Габриэл внимательно наблюдает за происходящим. Потом спохватывается: «А как же Айказун? Ничего не заметил? Да нет же! Он ведь думает, что я на «Жанне д’Арк».
Габриэл вскакивает, зовет, машет руками. Но звук голоса рассеивается в пространстве, а жесты не похожи на призыв отчаявшегося. В предопределенный час солнце достигает выступа Рас-эль-Ханзира, и скалистые откосы Муса-дага погружаются в густую тень.

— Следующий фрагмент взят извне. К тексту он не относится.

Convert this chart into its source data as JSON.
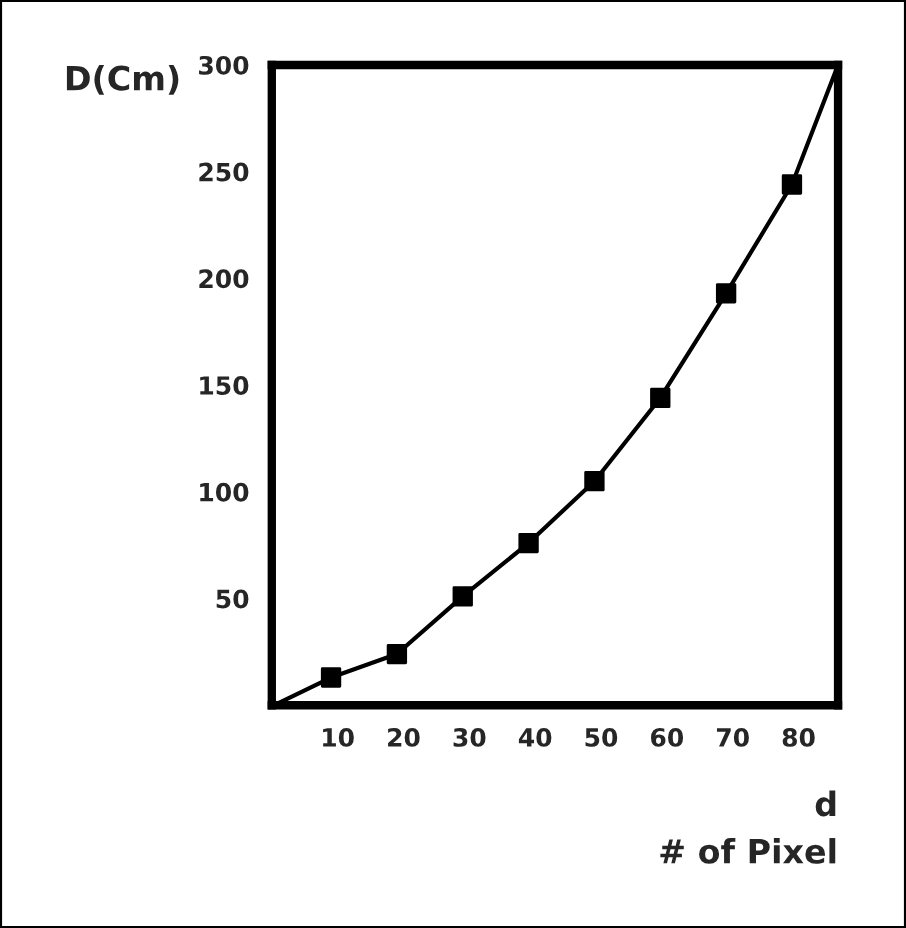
{
  "chart_data": {
    "type": "line",
    "xlabel": "d\n# of Pixel",
    "ylabel": "D(Cm)",
    "xlim": [
      0,
      86
    ],
    "ylim": [
      0,
      300
    ],
    "xticks": [
      10,
      20,
      30,
      40,
      50,
      60,
      70,
      80
    ],
    "yticks": [
      50,
      100,
      150,
      200,
      250,
      300
    ],
    "grid": false,
    "legend": false,
    "series": [
      {
        "color": "#000000",
        "marker": "none",
        "x": [
          1,
          9,
          19,
          29,
          39,
          49,
          59,
          69,
          79,
          86
        ],
        "values": [
          1,
          13,
          24,
          51,
          76,
          105,
          144,
          193,
          244,
          300
        ]
      },
      {
        "type": "scatter",
        "color": "#000000",
        "marker": "square",
        "x": [
          9,
          19,
          29,
          39,
          49,
          59,
          69,
          79
        ],
        "values": [
          13,
          24,
          51,
          76,
          105,
          144,
          193,
          244
        ]
      }
    ]
  }
}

Будь у Багратяна хоть малость рассудка, он сбежал бы вниз, на эти скалы, взобрался бы на самую высокую и постарался любым способом привлечь внимание. Палуба «Гишена» запружена армянами, они сгрудились у поручней, прощаются с горой жизни: таким стал для них Муса-даг, хоть он грозно супится, глядя им вслед, точно разочарованный убийца, упустивший намеченную жертву. Как ни шумно дышит море и грохочет судовой винт, на палубе или на наблюдательном посту уж верно бы заметили Габриэла Багратяна. Но он, злосчастный, не только не покидает свой тенистый уголок, но перестает кричать и махать руками, словно бы наскучив бессмысленной формальностью. Габриэл и сам изумлен охватившим его глубоким спокойствием. Человек в этом положении должен бы взывать, как безумный, о помощи, должен бы кинуться в воду, поплыть за кораблями, спастись либо погибнуть — что-нибудь одно!

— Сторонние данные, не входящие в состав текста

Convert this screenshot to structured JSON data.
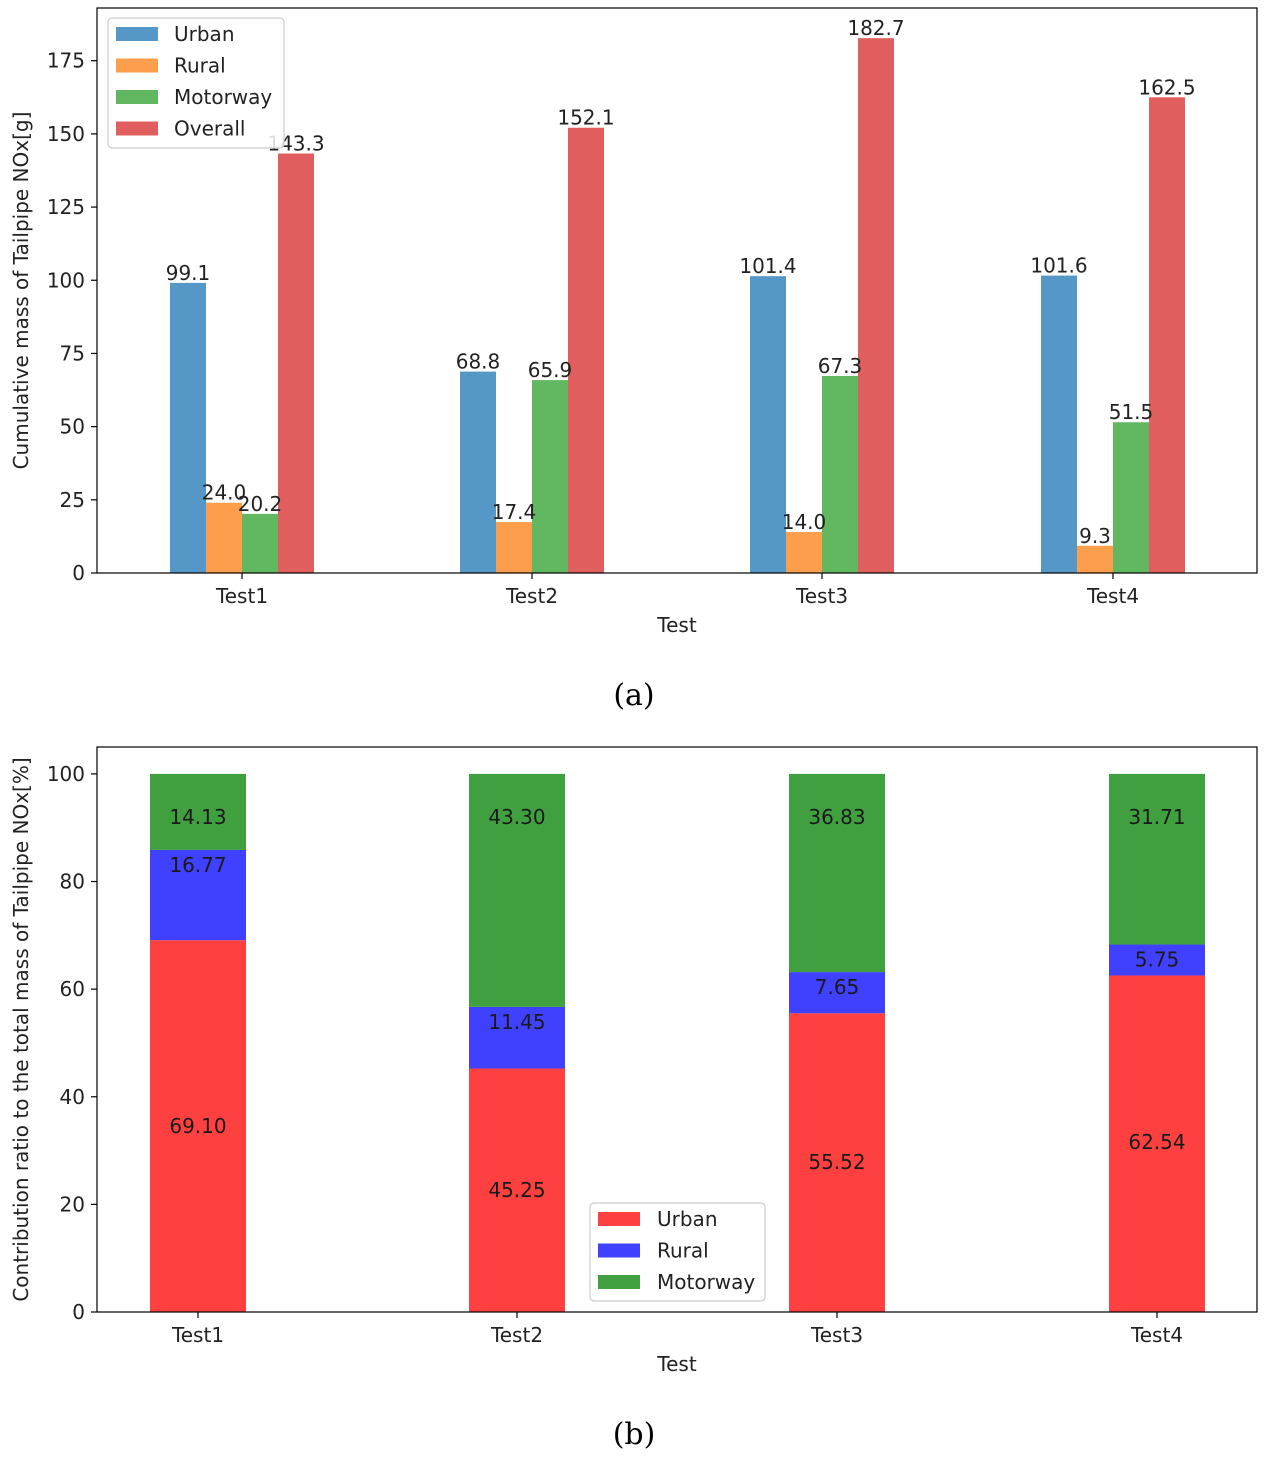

Корабли движутся так медленно. Есть еще время. Габриэл недоумевает: откуда в нем это спокойствие? Может, кровь его еще скована сном? Подле него, там, где ему так удобно сидится, лежит фляга, которую французы наполнили черным кофе и коньяком. Он хочет пробудить свое усыпленное отчаяние, поэтому пьет большими глотками. Но живительный напиток оказывает обратное действие. Кровь, правда, течет быстрее, мускулы наливаются силой, но спокойствие нимало не сменяется страхом смерти, воплем о помощи. Оно только принимает более действенную форму. Преображается в радостную примиренность. Земной, плотский человек сперва стыдится этого.
«Взберусь на открытое, высокое место и сделаю из куртки сигнальный флаг». Такая попытка практически ничего не даст. Самообман, театр для себя. Это просто поднимает дух, мешает впасть в уныние.
Затем он, разумеется, спрашивает себя:
— А средства к существованию?
Он шарит в карманах плаща. Три булочки и две плитки шоколада. Это все. В карманах куртки ничего путного, только карта Дамладжка, два-три старых письма, какие-то заметки, пустая коробка от сигарет, да еще монета аги Рифаата с греческой надписью.
Габриэл держит на ладони круглый золотой кружок. Вспоминает вдруг, что во время великого Исхода ходил за этой забытой монетой на виллу. Не ходил бы лучше! Сейчас ему кажется, что надо бы, все-таки, выбросить этот недобрый амулет. Однако не делает этого, прячет монету обратно, памятуя о надписи.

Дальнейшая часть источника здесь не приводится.